Weegee - Empire State Building, NY, 1942 |
Hoje está sol. Prefiro o vento e a chuva que me arejam as noites. Mesmo de noite o sol faz suar. Suei toda a vida. A vida foi madrasta e sempre fui tratada como um trapo. Trapos são os velhos. Velhos são os trapos. Não uso trapos caros. Visto-me com simplicidade e aproveito tudo o que tenho até ao fio. Tenho um fio de ouro que herdei, mas que não posso usar, porque tenho medo que me julguem rica. Ricas são aquelas que chuparam o sangue dos que se esforçaram. Fazer esforços faz-me mal, que sou doente. Há doenças que nos apanham sem contarmos. Eu conto o dinheiro que gasto e sei que não chega para grandes festas. As festas das ricas afrontam os desgraçados. É uma desgraça o que a vizinha faz aos bichos. Há animais que são melhores que os donos. A dona da tasca é uma galdéria. Galdéria é também a vizinha que diz palavrões a toda a hora. As horas que passo a roer os ossos, não lhes vejo fim. O fim está próximo e todas morremos. Morremos sem nada e deixamos tudo. Tudo o que temos são umas cuecas honestas e por estrear e o dia-a-dia. No dia-a-dia temos de ser como o vento que nos levanta as saias, mesmo quando usamos uns saiotes fortes. Fortes são os comprimidos que deixei de tomar e que me acalmavam. A calma faz falta e ajuda a ter paz. Nunca tenho paz, porque todos me odeiam e acham que sou gorda. Gordas são as ricas, mesmo as mais fininhas. O fino que bebi na tasca do lado fez-me azia. A Ásia vai mal e há terrorismo. O terror é o mal nos meus tornozelos desde que incharam. Não incho porque sou humilde e sei que sou pouco. O pouco que sou é melhor que o muito daquelas flausinas que se acham boas. Boas verdadeiras são as que se dedicam a causas que valem a pena. Pena é que não olhem para mim porque viam como sou talentosa e muito esperta. Esperta como um rato. Os ratos são nojentos e prefiro gatos.
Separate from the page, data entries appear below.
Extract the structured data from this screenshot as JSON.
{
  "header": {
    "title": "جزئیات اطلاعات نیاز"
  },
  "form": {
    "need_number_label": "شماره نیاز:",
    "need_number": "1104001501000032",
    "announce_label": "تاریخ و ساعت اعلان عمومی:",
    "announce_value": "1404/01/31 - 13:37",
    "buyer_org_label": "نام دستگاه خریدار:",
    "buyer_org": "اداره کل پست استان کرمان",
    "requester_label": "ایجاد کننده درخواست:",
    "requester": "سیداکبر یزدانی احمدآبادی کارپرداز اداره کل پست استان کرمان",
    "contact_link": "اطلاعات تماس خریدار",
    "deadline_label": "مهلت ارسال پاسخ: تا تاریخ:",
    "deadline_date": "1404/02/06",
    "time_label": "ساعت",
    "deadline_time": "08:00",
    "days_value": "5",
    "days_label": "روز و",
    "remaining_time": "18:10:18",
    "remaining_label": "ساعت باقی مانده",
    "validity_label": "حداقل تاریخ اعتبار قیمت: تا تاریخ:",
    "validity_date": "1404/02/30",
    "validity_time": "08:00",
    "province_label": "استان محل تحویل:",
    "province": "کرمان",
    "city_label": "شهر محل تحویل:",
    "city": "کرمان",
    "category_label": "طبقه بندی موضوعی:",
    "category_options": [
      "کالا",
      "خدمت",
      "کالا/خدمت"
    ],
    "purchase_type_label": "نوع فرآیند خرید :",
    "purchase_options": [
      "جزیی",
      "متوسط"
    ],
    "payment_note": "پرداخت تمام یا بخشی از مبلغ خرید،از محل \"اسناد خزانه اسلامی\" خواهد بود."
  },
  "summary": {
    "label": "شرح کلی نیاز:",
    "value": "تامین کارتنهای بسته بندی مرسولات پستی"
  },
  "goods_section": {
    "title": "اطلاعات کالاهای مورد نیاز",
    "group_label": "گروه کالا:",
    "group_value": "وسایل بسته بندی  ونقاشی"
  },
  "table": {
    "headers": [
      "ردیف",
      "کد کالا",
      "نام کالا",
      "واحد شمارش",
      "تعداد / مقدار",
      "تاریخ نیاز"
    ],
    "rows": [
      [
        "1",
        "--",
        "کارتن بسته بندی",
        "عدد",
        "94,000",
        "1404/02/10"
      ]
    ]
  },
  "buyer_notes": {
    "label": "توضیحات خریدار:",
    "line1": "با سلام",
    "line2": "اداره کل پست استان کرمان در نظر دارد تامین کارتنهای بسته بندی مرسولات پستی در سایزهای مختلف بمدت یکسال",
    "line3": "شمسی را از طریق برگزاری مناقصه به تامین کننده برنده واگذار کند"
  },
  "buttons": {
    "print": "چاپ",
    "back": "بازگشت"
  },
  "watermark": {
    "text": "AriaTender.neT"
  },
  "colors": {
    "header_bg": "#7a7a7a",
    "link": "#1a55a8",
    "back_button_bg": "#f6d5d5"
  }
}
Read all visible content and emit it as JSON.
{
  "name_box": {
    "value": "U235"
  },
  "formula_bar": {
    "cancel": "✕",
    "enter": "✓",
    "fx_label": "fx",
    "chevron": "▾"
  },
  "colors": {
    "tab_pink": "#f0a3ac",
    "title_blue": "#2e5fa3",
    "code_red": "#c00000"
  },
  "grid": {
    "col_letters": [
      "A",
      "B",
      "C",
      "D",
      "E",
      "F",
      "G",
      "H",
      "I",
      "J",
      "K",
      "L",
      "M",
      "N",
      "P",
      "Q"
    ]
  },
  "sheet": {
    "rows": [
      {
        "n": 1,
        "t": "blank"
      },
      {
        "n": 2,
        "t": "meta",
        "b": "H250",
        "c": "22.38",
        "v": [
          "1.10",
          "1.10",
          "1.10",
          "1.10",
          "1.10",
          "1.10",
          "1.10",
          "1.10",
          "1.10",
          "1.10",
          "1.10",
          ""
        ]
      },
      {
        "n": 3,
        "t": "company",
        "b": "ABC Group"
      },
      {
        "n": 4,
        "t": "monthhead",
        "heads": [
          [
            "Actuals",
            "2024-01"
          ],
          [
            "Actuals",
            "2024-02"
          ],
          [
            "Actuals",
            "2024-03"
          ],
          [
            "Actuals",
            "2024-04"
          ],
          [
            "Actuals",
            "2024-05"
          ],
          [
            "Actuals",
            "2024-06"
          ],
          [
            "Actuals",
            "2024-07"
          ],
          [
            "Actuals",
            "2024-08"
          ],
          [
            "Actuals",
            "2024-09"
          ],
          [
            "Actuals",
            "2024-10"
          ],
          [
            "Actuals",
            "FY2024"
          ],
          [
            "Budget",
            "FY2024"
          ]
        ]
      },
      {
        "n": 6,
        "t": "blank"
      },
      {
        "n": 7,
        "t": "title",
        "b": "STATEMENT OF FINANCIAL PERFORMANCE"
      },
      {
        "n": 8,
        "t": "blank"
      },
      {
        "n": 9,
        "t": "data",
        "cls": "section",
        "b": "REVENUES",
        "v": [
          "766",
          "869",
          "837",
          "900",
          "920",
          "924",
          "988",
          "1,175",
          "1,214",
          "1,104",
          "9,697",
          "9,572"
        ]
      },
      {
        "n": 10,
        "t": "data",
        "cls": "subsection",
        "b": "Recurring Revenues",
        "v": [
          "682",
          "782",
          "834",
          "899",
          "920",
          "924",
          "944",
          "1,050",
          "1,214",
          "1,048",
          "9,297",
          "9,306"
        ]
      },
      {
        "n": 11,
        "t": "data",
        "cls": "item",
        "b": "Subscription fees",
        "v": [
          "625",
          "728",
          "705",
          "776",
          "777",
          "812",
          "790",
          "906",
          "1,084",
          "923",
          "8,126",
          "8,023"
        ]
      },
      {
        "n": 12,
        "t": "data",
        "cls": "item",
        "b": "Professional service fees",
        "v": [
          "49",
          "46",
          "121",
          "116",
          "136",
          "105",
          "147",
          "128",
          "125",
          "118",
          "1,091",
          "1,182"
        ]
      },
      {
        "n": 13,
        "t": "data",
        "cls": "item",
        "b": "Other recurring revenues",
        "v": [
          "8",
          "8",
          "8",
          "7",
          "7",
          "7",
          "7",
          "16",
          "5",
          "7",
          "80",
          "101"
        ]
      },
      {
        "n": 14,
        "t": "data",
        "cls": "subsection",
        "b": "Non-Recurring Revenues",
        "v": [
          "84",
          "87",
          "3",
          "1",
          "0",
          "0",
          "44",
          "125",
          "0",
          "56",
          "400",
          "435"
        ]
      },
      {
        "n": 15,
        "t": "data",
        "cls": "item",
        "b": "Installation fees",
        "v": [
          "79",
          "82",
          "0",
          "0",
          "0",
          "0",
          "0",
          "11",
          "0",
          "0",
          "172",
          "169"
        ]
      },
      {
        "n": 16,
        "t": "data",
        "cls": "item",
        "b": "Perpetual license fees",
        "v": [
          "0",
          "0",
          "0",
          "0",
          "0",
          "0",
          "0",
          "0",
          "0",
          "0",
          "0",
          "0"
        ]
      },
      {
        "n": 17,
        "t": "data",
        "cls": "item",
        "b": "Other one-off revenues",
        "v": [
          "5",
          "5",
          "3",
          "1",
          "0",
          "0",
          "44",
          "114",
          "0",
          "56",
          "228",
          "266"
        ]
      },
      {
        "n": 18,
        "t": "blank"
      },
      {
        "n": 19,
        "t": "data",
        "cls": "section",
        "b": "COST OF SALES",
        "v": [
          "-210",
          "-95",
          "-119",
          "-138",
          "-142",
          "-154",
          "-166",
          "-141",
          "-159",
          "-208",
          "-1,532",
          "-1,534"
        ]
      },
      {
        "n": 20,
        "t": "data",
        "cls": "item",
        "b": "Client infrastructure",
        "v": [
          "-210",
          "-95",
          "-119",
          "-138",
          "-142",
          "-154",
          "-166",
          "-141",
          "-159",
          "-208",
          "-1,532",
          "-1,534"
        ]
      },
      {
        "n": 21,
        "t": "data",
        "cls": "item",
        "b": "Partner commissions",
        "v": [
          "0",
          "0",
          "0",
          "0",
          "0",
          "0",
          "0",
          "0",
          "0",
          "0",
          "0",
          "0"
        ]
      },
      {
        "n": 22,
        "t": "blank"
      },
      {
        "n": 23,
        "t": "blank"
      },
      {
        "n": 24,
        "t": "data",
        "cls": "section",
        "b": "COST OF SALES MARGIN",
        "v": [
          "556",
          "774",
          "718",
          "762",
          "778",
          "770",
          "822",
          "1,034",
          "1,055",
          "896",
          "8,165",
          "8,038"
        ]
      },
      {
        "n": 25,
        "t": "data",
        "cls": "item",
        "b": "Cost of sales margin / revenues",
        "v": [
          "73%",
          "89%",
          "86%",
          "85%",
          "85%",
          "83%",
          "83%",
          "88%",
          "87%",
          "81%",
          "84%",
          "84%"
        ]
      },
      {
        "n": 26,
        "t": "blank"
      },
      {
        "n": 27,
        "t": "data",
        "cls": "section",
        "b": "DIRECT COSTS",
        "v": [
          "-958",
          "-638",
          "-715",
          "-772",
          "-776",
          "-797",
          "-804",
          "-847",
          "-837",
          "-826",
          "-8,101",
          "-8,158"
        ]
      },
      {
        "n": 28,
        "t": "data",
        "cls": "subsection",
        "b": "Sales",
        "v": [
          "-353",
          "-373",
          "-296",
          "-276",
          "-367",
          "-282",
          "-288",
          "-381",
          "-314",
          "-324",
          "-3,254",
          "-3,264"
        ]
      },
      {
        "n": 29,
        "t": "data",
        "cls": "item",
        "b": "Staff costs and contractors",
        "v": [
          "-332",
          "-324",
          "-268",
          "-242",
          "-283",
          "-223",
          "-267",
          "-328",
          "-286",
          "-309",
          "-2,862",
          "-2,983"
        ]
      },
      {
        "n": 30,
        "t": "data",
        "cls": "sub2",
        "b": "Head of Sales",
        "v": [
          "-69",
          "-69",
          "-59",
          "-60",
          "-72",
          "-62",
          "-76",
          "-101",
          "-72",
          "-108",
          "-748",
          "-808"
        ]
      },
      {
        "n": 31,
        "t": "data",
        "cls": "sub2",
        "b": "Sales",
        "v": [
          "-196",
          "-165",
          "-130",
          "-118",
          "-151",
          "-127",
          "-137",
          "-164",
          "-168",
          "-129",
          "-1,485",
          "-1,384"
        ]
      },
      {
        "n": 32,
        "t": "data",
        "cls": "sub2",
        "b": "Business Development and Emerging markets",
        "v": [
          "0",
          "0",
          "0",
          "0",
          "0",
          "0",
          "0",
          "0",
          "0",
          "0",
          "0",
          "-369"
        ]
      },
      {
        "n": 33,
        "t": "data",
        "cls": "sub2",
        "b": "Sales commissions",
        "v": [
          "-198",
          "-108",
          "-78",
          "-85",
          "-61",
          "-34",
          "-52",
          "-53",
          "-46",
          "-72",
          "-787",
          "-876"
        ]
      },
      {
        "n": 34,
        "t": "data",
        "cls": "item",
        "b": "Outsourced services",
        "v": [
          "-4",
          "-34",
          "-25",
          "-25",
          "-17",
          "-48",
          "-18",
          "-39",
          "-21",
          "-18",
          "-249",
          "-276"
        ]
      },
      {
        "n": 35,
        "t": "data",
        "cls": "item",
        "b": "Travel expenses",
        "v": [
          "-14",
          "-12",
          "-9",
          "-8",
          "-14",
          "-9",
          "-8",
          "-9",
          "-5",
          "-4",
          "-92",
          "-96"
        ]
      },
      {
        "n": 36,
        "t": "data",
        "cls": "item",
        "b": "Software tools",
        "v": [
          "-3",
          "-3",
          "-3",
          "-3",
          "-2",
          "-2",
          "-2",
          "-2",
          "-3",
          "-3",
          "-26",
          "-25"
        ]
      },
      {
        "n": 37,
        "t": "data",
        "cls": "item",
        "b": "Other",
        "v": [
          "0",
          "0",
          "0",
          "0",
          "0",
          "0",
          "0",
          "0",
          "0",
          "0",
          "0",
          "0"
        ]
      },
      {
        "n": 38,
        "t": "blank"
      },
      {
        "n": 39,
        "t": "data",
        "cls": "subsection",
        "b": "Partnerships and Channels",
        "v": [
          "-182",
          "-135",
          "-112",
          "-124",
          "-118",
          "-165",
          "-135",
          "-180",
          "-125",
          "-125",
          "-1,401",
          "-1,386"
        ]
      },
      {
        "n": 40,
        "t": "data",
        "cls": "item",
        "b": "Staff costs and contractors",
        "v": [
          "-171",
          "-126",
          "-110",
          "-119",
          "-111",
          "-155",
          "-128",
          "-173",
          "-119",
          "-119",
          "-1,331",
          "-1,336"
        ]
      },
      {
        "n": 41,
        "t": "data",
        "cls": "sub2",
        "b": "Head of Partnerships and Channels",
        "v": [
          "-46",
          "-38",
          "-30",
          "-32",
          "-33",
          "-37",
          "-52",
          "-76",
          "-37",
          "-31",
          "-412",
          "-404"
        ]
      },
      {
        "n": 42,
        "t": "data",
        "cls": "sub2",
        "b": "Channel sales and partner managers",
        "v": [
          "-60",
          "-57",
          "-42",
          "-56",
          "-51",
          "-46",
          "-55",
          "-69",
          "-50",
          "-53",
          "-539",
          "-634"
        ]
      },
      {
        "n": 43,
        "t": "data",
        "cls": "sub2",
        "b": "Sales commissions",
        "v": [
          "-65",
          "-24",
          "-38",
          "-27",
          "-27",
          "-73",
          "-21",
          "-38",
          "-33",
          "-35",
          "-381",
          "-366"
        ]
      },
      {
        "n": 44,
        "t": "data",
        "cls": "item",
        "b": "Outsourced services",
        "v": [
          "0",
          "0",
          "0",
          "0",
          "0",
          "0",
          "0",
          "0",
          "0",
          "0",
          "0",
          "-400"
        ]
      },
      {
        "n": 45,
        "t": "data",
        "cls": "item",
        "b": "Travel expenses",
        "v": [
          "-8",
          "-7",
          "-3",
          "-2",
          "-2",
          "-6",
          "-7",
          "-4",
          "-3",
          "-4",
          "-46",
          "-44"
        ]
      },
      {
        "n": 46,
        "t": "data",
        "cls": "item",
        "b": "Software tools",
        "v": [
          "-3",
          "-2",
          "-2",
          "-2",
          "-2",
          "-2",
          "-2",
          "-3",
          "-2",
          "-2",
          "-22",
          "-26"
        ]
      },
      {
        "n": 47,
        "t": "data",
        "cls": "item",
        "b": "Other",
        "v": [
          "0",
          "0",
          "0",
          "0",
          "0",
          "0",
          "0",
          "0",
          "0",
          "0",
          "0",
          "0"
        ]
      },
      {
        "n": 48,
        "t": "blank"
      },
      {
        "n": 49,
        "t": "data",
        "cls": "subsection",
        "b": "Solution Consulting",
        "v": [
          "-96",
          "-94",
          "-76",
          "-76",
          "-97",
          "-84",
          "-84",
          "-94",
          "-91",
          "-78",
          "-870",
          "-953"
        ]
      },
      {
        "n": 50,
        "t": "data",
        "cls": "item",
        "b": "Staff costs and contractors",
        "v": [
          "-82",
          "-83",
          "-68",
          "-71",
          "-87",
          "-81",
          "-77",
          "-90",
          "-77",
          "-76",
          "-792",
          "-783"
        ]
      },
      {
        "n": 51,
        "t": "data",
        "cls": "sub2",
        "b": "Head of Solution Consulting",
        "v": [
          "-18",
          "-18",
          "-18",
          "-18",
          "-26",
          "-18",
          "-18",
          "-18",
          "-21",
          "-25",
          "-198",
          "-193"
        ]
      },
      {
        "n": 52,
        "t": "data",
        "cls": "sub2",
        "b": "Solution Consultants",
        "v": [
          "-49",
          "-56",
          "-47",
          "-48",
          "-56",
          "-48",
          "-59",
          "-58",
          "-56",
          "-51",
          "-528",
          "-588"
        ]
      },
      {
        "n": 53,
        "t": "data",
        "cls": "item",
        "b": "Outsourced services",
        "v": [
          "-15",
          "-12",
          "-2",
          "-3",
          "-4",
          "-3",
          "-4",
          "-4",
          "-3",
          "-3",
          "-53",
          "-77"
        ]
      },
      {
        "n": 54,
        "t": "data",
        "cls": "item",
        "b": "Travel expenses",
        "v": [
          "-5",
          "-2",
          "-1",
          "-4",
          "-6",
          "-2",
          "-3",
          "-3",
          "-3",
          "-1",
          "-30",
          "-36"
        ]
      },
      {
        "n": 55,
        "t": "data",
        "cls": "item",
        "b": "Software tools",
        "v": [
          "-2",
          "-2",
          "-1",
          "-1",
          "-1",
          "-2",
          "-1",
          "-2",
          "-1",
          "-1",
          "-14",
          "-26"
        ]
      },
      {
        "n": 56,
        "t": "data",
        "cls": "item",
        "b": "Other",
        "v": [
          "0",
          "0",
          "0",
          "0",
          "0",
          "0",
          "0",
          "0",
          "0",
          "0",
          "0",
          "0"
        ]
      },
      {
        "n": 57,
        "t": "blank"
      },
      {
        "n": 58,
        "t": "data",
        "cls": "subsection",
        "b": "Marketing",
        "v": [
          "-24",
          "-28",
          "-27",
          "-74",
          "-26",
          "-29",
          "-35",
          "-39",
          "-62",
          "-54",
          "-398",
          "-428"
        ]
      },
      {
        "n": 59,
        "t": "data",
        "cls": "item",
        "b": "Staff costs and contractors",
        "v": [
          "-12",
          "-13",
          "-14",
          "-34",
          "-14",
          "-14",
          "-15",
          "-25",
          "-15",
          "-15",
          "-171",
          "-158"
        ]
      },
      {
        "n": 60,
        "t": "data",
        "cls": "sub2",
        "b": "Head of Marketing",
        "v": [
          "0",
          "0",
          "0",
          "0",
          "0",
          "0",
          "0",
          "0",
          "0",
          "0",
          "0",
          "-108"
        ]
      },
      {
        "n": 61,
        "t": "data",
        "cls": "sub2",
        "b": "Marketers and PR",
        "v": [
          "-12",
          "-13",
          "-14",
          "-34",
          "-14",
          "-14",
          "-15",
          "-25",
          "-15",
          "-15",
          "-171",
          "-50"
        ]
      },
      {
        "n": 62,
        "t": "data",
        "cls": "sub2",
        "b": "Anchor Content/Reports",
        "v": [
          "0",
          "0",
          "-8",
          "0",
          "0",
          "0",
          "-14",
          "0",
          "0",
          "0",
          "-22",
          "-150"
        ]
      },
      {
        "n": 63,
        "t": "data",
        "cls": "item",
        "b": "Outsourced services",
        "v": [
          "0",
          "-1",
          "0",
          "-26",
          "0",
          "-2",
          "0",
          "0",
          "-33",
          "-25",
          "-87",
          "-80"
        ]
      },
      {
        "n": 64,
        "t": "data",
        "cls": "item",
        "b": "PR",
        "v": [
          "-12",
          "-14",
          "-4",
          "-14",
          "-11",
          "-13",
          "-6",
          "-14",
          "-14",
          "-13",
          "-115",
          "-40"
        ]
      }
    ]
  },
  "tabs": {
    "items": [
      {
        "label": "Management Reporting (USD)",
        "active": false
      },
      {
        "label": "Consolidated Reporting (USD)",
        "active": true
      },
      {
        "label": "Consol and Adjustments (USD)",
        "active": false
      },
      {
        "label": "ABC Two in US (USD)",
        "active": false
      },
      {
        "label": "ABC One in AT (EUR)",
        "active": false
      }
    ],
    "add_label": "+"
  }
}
Os gatos são livres e só ligam à casa. A casa da vizinha é uma pocilga. Há pocilgas que estão mais limpas do que a casa da outra. A outra não comenta aquilo que faço. Faço tanta coisa e ela não vê como sou bondosa. A bondade é boa. Boa como milho. O milho são as pérolas das porcas. Porcas? Ai! que lhe vou ao focinho que a mulher já me insultou!
Hoje faz sol e eu sou insultada!
Há gente que vive assim!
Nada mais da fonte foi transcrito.